Multithreaded Process Model

• Address space
  • Every thread in a process share Code, Data, Heap.
  • Each thread has its own execution stack (User / Kernel)
• TCB (Thread Control Block) : Data structure in the operating system kernel which contains thread-specific information needed to manage it.
  • Shared information (related to Resource) : processor info, memory, I/O and file (PCB 중 TCB를 제외한 부분)
  • Private state information (related to CPU) : processor state information, scheduling and state information (TCB)
• LWP (LightWeight Process) : Thread
  • It take less time to create, terminate, switch the thread than the process.
  • Only for additional "execution sequence" : specific information (Stack, TCB)

 

Key Benefits

• Responsiveness (반응성)
  • An application can continue running while it waits for some event in the background.
  • I/O and computation can be overlapped.
• Scalability (확장성) in multi-processor architecture
  • The same application can run on multiple cores.
  • A process can be executed on mulitple CPUs (parallelism)

• Economy of time and space
  • No need to create a new entire PCB.
  • Faster to create and switch between than processes.
• Resource sharing : Synchronization 문제 발생
  • Threads can collaborate by reading and writing the same data in memory.
  • Communication between independent processes requires the intervention of the kernel to provide protection and the mechanisms needed for communication.

 

Implementation of Threads

• Kernel thread
  • Created and destroyed as needed internally by the kernel.
  • Need not be associated with any process.
  • Managed by the operation system.
  • Slow to create, manipulate, synchronize.
• User thread
  • Supported above the kernel.
  • Managed by the thread library
  • Does not involve kernel.
  • Fast to create, manipulate, synchronize.
• Thread libraries
  • To provide a library entirely in user space.
  • To implement a kernel-level library supported directly.
  • Contains code for creating and destroying threads.
• Many-to-One (user-level threads; ULTs)
  • Very fast, small overhead.
  • User thread를 처리하다가 blocking 될 경우 전체 thread가 막히는 병목현상 발생.
  • Parallelism 훼손

• One-to-One (kernel-level threads; KLTs)
  • Guarantee the parallelism.
  • Very big overhead because of mode switch, very slow

• Many-to-Many
  • Multiplexes many user threads to smaller or equal number of kernel threads.
  • Multiplexing by light weight process; LWP (thread)
  • Developers can create as many as user threads as necessary.

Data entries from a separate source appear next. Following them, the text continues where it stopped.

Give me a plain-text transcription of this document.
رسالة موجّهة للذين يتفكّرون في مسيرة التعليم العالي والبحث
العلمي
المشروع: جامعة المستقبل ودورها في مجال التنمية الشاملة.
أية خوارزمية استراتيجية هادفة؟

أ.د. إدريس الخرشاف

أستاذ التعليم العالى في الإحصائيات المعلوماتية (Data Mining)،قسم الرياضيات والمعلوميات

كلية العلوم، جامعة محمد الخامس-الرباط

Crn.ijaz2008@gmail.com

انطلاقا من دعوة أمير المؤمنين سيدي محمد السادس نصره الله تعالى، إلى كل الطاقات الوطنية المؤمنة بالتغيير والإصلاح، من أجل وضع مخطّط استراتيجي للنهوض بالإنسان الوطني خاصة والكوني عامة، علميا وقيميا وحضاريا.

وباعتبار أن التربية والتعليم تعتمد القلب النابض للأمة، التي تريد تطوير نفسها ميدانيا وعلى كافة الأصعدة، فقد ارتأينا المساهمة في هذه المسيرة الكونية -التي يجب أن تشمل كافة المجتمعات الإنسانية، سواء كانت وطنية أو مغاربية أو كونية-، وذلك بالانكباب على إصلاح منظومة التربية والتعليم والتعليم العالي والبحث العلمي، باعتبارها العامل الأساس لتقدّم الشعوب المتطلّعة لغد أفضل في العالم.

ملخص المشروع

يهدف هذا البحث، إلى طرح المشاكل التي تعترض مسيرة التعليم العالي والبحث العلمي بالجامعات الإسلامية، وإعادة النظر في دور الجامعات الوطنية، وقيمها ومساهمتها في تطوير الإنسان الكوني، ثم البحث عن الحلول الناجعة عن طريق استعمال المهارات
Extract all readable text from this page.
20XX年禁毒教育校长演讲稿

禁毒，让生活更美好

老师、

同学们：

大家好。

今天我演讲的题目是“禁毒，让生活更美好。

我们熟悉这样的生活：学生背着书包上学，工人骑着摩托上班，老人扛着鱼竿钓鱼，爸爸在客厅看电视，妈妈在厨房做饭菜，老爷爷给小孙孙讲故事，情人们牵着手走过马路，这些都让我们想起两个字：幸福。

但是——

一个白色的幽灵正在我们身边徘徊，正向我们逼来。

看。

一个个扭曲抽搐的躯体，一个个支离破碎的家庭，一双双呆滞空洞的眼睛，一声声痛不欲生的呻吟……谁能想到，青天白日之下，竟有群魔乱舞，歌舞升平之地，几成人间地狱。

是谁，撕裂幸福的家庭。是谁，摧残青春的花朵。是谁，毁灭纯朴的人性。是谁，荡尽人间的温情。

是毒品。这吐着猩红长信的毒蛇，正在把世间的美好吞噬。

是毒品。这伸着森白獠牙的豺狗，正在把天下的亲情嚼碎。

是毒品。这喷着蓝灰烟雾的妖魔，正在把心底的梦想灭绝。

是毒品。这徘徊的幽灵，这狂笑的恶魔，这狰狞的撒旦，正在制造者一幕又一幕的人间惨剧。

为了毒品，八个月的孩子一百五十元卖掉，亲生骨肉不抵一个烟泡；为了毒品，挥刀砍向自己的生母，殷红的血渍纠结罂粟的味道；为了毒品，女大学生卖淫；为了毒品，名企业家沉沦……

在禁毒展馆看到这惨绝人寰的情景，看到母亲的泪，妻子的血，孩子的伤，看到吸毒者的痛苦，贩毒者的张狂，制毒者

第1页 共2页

• Two level : Many-to-Many model + One-to-One model (Bound thread, high priority)

 

Gang Scheduling

• How to map each thread.
• Dedicated processor assignment
  • Increase cache affinity, easy to implement.
  • Decrease scalability.
• Gang scheduling
  • A scheduling algorithm for parallel systems that schedules related threads or processes to run simultaneously on different processors.
  • Usually these will be threads all belonging to the same process, but they may also be from different processes.
  • Also beneficial for any parallel application

 

Thread API

• Linux / Unix : POSIX Pthreads
• Windows : Win32 Threads
• JVM : Java Threads